Что со стишками полный завал и муза забыла к нему дорогу, скулил постоянно.
— Она тебе давала клятву верности?
— Верность, ревность — от перемены слагаемых и прочее, — и меланхолично, без никакого любопытства спрашивал: — С кем она сейчас?
— А если ни с кем? Если она поменяла профессию?
— Стала б*****? Так эта девка всегда слаба на передок. Знаешь, Ахматова, когда узнала про мои любовные нелады понятно с кем, выговаривала мне, что пора бы уже отличать музу от б****. Она и Натали считала б***** — зря Пушкин с ней связался. Одно отдохновение — Александрина, свояченица… — Сделал паузу, а потом ответил на никем не заданный вопрос: — Да, в том числе. Ах, мне бы свояченицу! А я с тех пор разницы не вижу. Что муза, что б****…

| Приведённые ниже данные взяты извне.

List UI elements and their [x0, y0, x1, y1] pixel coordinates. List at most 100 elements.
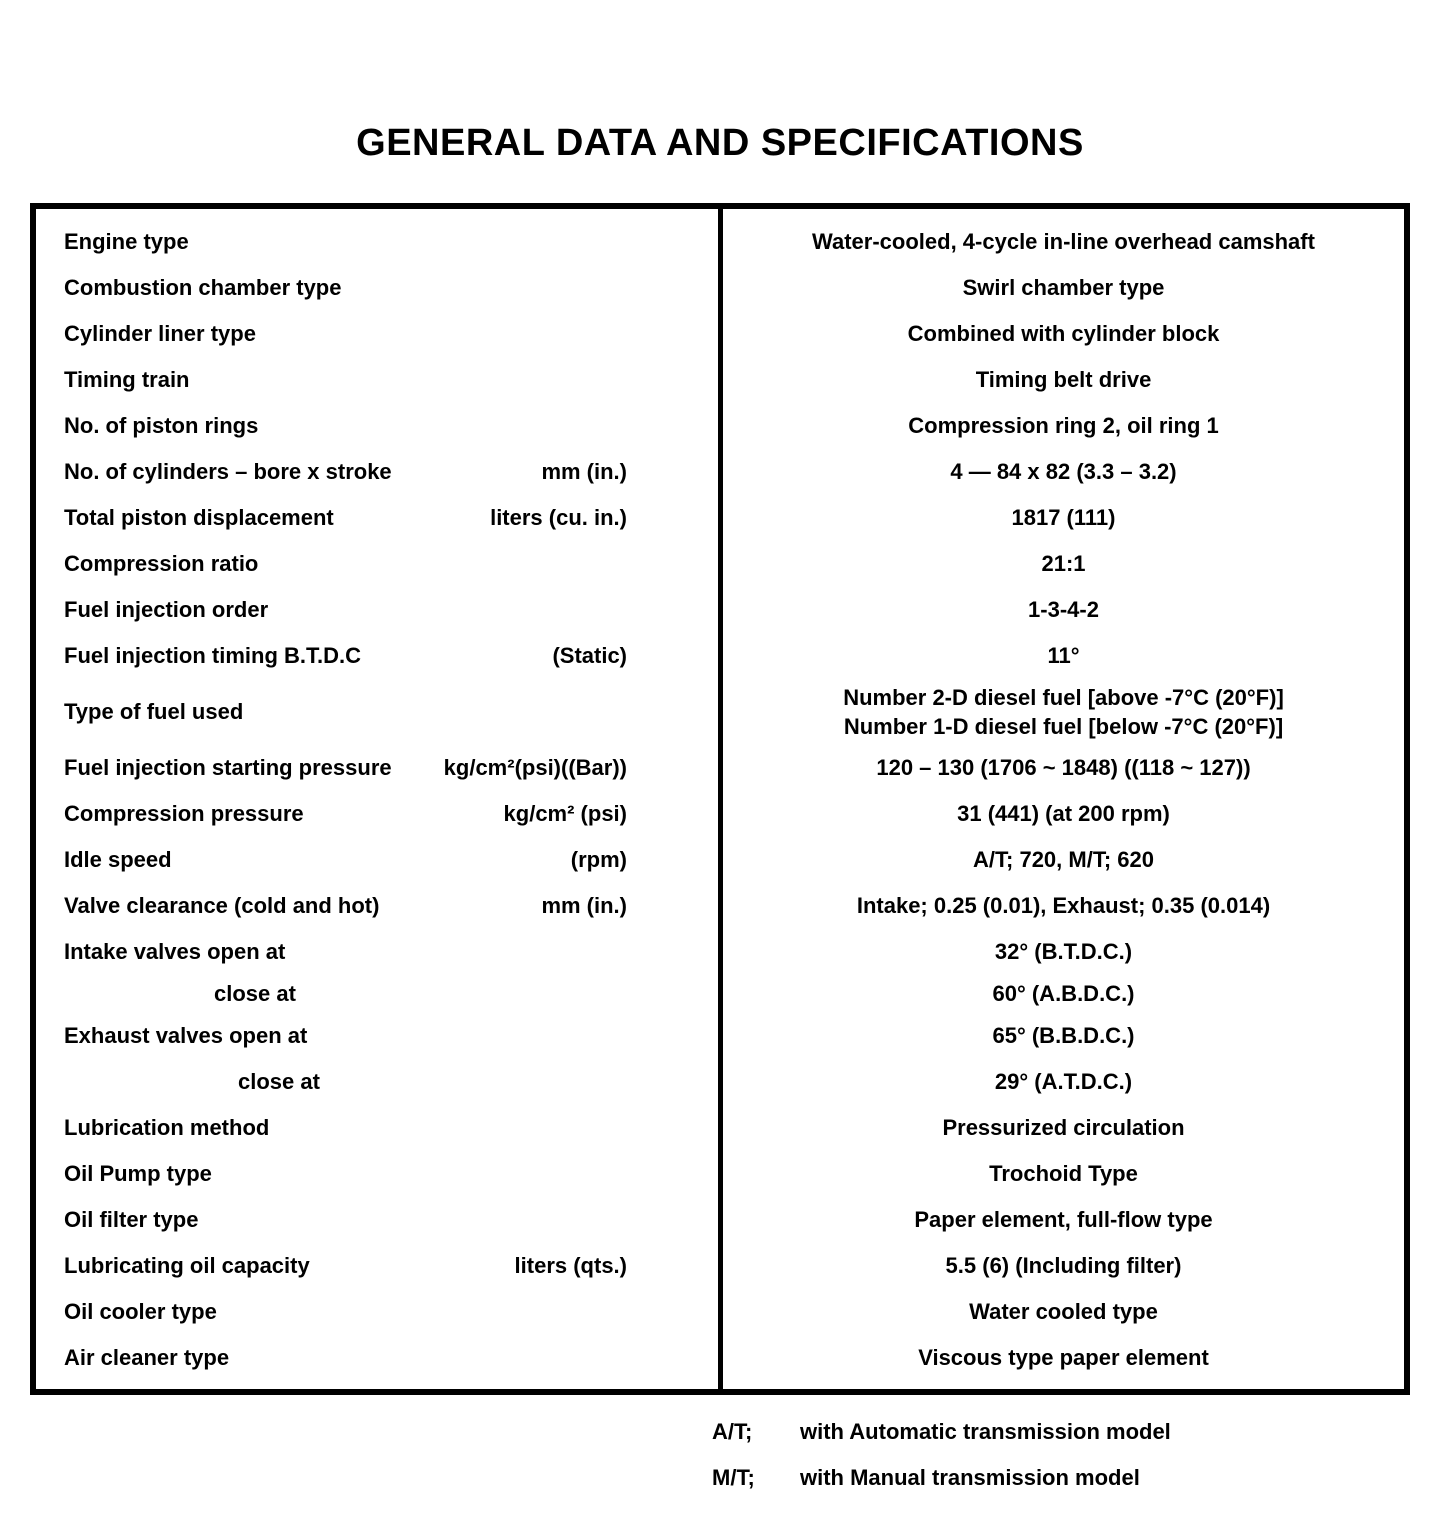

О своем любовном поражении распространялся налево и направо в мельчайших деталях, хотя вроде бы не мазохист. Ставя в неловкое положение слушателей. Любовь — высокая болезнь, и, как больной, ни о чем другом говорить ты не мог, только о своей болезни, пока не перескочил на метафизику. Метафизика — как способ самолечения и преодоления самого себя.
— Тогда представь, она — я о музе, а не о твоей арктической красавице — с другим. Да, да — с тем самым. Ты так его тогда расхвалил, что и музу убедил. Вот она и переметнулась от исписавшегося пиита к фавориту. С твоей подсказки. Теперь он ее ублажает ежедневной порцией рифмованных строчек. У него стихи как вода из крана.